# Hamburg State Park



## Todd E (Apr 6, 2017)

Is it still a state park or is it a "recreation" area camping spot, now? Just don't want to reserve and it be an unwatched free for all camping area. How is the camping there now?


----------



## flowman (May 12, 2017)

Still a state park, and looks like a good one.  Campground looks nice (not sure how they handle reservations) and there were only two rigs in there when I drove through yesterday.  Best part is the lake--over 200 acres, with good vegetation cover along the edges (bank fishing could be tough) and a couple of stump fields.  I fished it for the first time yesterday morning--no luck, but I had a good time.

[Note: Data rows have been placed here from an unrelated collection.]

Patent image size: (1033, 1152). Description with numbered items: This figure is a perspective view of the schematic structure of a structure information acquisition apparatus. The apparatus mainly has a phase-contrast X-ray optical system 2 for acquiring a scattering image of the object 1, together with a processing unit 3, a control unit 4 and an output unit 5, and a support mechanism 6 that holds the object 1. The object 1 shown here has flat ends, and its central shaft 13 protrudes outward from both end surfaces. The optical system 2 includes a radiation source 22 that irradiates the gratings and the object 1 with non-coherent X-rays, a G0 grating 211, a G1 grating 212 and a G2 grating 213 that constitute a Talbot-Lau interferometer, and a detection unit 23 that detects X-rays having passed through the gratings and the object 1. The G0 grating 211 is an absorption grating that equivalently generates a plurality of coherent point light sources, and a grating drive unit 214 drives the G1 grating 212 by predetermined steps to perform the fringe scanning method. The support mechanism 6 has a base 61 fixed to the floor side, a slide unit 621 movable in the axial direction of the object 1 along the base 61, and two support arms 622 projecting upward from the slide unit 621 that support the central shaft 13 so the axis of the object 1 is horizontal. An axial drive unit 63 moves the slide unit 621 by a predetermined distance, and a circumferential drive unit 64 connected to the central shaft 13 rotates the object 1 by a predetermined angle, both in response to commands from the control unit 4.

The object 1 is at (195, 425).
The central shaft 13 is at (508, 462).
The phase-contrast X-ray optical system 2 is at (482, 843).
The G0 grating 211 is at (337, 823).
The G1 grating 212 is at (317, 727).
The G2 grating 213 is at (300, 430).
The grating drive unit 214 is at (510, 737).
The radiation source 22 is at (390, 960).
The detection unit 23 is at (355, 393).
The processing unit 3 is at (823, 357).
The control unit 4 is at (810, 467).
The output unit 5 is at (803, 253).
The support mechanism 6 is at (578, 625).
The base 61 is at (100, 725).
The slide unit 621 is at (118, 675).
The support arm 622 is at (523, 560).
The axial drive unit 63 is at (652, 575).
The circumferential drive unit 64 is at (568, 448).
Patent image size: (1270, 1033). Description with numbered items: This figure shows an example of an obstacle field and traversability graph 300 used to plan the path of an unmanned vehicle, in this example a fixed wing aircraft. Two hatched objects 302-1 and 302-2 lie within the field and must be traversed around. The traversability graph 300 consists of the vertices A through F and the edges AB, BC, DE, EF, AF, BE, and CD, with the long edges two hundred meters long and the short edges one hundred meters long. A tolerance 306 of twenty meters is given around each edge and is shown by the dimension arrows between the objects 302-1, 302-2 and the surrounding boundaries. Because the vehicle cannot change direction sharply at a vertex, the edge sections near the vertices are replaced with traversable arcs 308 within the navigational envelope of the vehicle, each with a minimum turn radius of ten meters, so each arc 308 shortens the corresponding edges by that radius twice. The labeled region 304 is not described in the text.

Depends on what you're looking for in a park--there's a cool old mill and mill pond, but not much else around, so it's pretty quiet.


----------



## state159 (Jun 1, 2017)

Quiet and just water in the lake with no fish, has been my experience. The employees/host are pure grouches too. I stay away.


----------



## shotgun (Jun 1, 2017)

When I went by there last week the boat ramp was roped off and out of the water. Fishing is hit and miss.


----------



## Hooked On Quack (Jun 1, 2017)

I agree with the fishing (I live 15 minutes from there) but is a really quiet/peaceful park.  There's BIG bass in the lake, good brim and crappie fishing, but it is hit, or miss.


----------



## W4DSB (Jul 17, 2017)

there is a newer boat ramp on the camping side. we stayed there last week and it was nice and quiet.


----------



## Oldstick (Mar 31, 2020)

Bumping this one up.  We were there for the first time several days over the past weekend.  This place is as nice as you folks said it was.  But it sure isn't a secret anymore.  Slam packed full starting last Friday.  We had come in on Thursday.

My 9 year old grandson slap wore out the bluegill and white perch from the little fishing dock beside site #20.  He didn't want to keep a one of them, even the bigger ones.  I told him that is your decision alone.  You caught 'em and if you don't like to eat them, then we are putting them back.


----------



## lancek742 (Apr 1, 2020)

I love Hamburg. Nice and peaceful. Trolling crappie jigs in the channel is usually good right now. Thinking about going myself


----------



## Artfuldodger (Apr 1, 2020)

We were camped there years ago in the winter. Went to Jewell and Sparta one day. Went in Deraney's Department store, told him we were camping at Hamburg SP and got bored. He said, "you must really be bored to come to Sparta!" 
It was actually quite interesting, some historical markers, etc. Plus some history on the mills on the river around Jewell. We also visited the Old Jail in Warthen that once held Aaron Burr on his journey to Richmond for trial. 

We also took a tour of the mill at the state park and bought some grits. We enjoyed the visit.


----------